I didn't have a problem with Byron Leftwich attempting to catch the Giants sleeping with a QB sneak instead of spiking the ball. The Steelers still had a timeout remaining, so they were able to stop the clock. The only problem with it was that it appeared the offensive line thought Leftwich was going to spike the ball and just stood up instead of driving off the line of scrimmage.

But on third-and-one after Leftwich underthrew Antwaan Randle El on a fade on second down, why in the world did the Steelers try to get cute and run the ball? Mewelde Moore was stopped short of the end zone on third down and the half ended.

I know Arians has taken a lot of flak for not running the ball enough. But that was not the situation to show that he's willing to play power football.

* After fumbling last week against Detroit, Rashard Mendenhall was covering the ball up well against the Giants.

He also ran with some authority, when Arians wasn't trying to run him on the edge or on draws. The thing that should be of concern, however, is that Mendenhall almost looks like a running back who's looking for contact when he gets into the hole.

That's not necessarily a bad thing, but he's taking as much punishment as he's dealing out. And on a team that needs Mendenhall in the lineup, that might not be a good thing if it ends up getting him hurt.

Jerome Bettis dealt out his share of punishment during his career. But Bettis also had the ability to limit big hits on himself. He was also a rare individual when it came to dealing with pain.

It remains to be seen if Mendenhall has that same pain threshold. But if he's going to continue running the ball like he has in this preseason, he had better.

* It's still early and he hasn't played a ton of snaps, but Hines Ward has yet to make a reception in this preseason.

Ward dealt with hamstring problems during the offseason and certainly he doesn't need a ton of work in the preseason, but he didn't look like the same Ward during training camp practices.

He dropped some balls and didn't seem to be getting the same separation against defensive backs as he usually does. That has carried over to what I've seen in the first two preseason games as well.

In short, Ward has looked like a wide receiver in his mid-30s.

Maybe I'm wrong here - and for Ward's sake, I hope I am – but age may finally be catching up with him.

* Troy Polamalu missed a couple of tackles Saturday night, but we can attribute that to not having played any real football in about nine months.

Polamalu was flying around the field against the Giants and looking like the Polamalu of old. It appears that after looking tentative at times last week against Detroit, he's figured out that everything is sound with the knee injury that limited him to five games in 2009.

It was also good to see Aaron Smith get to the quarterback for a sack as well.

If those two stay healthy, the Steelers' defense will be very good in 2010.

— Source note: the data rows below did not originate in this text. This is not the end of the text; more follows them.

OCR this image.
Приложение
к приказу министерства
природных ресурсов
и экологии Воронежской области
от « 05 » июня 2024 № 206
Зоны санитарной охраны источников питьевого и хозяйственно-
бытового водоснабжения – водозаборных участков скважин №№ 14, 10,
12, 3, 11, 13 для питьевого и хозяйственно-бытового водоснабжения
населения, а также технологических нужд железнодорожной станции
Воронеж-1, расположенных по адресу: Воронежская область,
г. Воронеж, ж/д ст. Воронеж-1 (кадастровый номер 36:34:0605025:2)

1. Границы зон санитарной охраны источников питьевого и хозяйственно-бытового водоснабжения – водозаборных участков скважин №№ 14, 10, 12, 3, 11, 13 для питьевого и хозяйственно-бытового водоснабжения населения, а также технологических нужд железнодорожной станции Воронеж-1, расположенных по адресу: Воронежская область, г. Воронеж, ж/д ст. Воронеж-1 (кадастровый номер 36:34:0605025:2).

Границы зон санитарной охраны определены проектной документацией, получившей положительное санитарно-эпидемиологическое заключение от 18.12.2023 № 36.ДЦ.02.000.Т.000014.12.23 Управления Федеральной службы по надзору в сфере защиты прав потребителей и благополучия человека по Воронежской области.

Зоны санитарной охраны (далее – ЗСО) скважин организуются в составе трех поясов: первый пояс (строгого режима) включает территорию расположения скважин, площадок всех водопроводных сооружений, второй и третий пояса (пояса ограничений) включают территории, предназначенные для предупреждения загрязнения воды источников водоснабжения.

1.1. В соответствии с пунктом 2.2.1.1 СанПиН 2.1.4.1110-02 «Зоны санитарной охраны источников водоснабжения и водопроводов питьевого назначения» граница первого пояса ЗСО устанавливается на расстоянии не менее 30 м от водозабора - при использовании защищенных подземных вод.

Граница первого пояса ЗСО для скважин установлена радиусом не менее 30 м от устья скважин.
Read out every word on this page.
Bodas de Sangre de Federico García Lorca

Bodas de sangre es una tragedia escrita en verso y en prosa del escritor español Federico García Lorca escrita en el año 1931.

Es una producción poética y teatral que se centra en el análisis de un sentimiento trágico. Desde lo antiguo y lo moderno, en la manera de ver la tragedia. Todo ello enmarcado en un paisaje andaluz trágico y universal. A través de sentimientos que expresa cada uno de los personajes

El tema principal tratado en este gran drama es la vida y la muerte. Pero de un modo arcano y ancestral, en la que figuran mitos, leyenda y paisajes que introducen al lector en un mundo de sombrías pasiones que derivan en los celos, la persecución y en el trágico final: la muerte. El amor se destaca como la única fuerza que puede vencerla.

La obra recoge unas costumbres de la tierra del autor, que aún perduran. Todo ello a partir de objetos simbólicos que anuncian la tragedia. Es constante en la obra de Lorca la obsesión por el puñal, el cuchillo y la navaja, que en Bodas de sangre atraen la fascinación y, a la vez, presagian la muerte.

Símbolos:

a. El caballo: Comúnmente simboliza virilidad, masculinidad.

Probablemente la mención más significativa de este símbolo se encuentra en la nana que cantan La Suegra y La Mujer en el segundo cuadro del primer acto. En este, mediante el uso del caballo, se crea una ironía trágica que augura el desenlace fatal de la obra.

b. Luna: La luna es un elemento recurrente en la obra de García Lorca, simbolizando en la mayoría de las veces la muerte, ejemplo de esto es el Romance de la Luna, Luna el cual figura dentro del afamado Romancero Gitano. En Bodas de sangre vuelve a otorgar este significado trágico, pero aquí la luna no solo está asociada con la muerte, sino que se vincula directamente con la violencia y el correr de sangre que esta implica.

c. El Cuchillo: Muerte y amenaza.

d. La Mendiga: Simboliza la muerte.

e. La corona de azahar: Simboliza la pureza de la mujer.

* At this point, it does not appear there is anything Stefan Logan can do to save his spot on the roster.

Rookie wide receiver Antonio Brown looked good as a return man Saturday night and fellow rookie Emmanuel Sanders will also probably get a shot to show his wares in that area next Sunday at Denver.

Logan hasn't done anything to lose his spot. But he hasn't done anything to keep it, either.

* The best thing you can say about the Steelers' first two preseason games is that they haven't had any major injuries.

For a team that will be without starting quarterback Ben Roethlisberger to open the season and that lost Colon before training camp even began, that's a big thing.

Oftentimes, the NFL season is not about which team is the best when the season begins, but which teams stays the most healthy. And that's a concern for the Steelers, particularly on defense, where more than half of the starters are over 30.